Met de veroveringen van Egypte, Noord-Afrika en Spanje en Portugal door Arabische (Islamitische) stammen in 711 verbreidde zich niet alleen de Islamitische godsdienst, maar ook de Islamitische versieringstechniek die een omwenteling bracht in de keramische kunst en hoogstaande architectuur. In 929 na de stichting van het onafhankelijke kalifaat van Córdoba werden in de omgeving van Medina-Azhara prachtige paleizen en moskeeën gebouwd. Zelfs na de overwinning van de christenen en de verdrijving van de Almohaden uit Spanje in 1212 bleef de Islamitische kunst en cultuurinvloed bestaan en nam het gebruik van tegelmozaïeken toe.

Toen de handel in het Middellandse zeegebied toenam, zorgden de Spanjaarden en iets later de Italiaanse handelaren er voor dat deze Moorse tegels ook in Europa bekend werden. Mede hierdoor is de toepassing van het tinglazuur op aardewerk in Europa bekend geworden.


M001.- Islamitische Qajar stervormige reliëf keramische tegel, 18e eeuw.
M002,003. - Polychroom onderglazuur Perzische Qajar-keramiekwerk, handgeschilderde en gebakken uit de tijd van de Qajar dynatie. Dynastie 18e – 19e eeuw, 180 x 180 x 18 mm.

5.3. Spaanse tegels

Robert Toussaint, Poperinge

In 711 vielen de Moren Spanje binnen en hielden het Iberisch schiereiland honderden jaren bezet tot in 1492. Vanaf de 12e eeuw werden stilaan op het Iberisch schiereiland door de islamitische bevolking (Moren) in reliëf polychroom geschilderde tegels geïmporteerd. Het zou nog ettelijke decennia duren vooraleer de eerste Spaanse tegels beïnvloed door de Islamitische en Moorse cultuur in omloop kwamen. In de 14e eeuw ontwikkelde er zich langzaam een aardewerk- en tegelindustrie, bijzonder in de streek van Sevilla met als belangrijkste centra Triana en Valencia. Maar in de late 14e eeuw werden in Manises en Paterna wit-blauwe tegels vervaardigd met een onderlaag van wit tinglazuur beschilderd met blauw kobaltoxide.
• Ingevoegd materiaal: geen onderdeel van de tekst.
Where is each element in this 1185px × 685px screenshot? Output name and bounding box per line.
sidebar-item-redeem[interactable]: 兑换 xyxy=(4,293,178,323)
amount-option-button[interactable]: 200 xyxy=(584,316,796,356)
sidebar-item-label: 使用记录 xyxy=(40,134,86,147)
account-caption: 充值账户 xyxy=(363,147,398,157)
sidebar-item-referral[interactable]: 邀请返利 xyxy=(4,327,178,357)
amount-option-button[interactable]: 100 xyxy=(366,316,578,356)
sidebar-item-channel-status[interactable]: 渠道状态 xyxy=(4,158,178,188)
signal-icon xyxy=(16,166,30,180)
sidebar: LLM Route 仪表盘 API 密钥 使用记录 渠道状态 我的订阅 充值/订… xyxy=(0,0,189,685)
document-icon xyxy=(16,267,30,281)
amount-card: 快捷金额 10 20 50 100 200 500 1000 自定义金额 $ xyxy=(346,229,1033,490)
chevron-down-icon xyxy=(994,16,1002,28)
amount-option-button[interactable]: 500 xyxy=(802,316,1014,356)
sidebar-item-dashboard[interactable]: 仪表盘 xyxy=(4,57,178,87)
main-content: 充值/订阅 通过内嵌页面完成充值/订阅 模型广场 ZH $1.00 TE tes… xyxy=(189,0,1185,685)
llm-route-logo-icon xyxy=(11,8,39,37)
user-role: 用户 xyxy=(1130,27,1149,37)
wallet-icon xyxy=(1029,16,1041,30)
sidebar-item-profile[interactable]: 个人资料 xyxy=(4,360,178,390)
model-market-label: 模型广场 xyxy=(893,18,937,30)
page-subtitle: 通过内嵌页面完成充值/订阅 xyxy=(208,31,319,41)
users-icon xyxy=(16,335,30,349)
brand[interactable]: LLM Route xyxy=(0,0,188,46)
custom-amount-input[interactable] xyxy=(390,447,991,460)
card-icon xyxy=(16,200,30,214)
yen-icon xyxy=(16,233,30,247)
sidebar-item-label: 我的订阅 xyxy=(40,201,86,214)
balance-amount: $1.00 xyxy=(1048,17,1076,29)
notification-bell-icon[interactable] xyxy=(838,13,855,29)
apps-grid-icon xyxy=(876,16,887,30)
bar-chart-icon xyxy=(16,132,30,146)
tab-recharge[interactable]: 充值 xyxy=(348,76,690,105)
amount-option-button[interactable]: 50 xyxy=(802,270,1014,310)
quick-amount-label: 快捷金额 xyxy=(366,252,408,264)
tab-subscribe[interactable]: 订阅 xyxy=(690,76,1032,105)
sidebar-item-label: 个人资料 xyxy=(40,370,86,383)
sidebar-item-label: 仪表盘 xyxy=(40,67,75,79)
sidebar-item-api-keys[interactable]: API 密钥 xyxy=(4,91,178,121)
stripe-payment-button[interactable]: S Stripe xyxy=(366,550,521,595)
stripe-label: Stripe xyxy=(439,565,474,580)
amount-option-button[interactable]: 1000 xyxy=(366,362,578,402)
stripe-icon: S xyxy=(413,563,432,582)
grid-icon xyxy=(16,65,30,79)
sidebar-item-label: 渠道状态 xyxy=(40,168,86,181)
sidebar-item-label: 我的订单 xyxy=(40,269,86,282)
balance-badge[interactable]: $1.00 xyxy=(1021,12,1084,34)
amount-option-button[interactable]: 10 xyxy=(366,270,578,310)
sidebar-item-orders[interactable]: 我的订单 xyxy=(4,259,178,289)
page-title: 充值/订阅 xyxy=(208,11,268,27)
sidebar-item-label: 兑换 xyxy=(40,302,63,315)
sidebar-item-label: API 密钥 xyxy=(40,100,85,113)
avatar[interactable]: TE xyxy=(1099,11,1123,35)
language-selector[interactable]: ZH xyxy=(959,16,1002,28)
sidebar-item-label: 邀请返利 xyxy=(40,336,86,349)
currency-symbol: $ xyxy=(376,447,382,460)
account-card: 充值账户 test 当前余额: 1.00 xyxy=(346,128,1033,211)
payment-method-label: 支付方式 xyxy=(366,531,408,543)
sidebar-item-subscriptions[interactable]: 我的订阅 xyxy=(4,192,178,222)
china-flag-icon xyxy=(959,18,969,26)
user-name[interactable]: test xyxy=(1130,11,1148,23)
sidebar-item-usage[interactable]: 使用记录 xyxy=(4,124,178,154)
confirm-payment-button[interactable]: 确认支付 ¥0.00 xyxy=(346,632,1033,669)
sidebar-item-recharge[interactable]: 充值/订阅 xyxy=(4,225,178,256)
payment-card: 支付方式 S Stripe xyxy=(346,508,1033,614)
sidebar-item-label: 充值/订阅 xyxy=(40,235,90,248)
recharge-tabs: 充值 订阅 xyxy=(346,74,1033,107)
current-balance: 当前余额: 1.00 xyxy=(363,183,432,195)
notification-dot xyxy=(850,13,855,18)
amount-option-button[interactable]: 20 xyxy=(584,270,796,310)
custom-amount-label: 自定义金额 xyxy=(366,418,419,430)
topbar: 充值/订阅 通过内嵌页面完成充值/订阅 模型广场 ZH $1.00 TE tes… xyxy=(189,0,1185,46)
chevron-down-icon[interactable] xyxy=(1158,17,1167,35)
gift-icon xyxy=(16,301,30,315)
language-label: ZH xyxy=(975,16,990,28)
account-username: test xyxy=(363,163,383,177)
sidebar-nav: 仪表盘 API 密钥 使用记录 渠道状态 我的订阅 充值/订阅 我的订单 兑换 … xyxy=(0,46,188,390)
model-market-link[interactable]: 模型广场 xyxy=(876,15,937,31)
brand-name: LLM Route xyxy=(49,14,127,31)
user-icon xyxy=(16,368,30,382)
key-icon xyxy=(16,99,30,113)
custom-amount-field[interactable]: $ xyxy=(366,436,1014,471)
Manises tegel, met gotische tekst aangetroffen in Toledo. ca.1380-1400 / 110 x 110 x 24 mm. De tegel versierd in blauw met twee voetboeien omringd door gotische tekst: “VEVIR PENADO TA LIBRE CAPTIVIDAD ME FASSE”, zoiets als “bevrijdt mij uit gevangenschap om bestraft te leven” verwijst naar de gevangen joden tijdens de inquisitie.

De betegelde muren van Alhambra (Granada, 1353-1391) en het paleis van de Moorse (Islamitische) Koningen in Granada (Zuid-Spanje), zijn hiervan een schitterend voorbeeld en ook van de bedrevenheid van de tegelbakkers uit Almeria, Malaga en Murcia. De kleuren die men er gebruikte verwezen naar de Islam: blauw (de kleur van de hemel), geel (de kleur van zon), groen (de kleur van de profeet) en rood (de kleur van het Paradijs). Populair werden geometrische vormen (de Moorse alfardones – lang uitgerekte zeskante tegels) gebruikt in combinatie met vierkante tegels. Vier van deze alfardones werden rond een vierkante tegel gelegd. Later werd ook deze tegelcompositie gebruikt in Italië en in Vlaanderen.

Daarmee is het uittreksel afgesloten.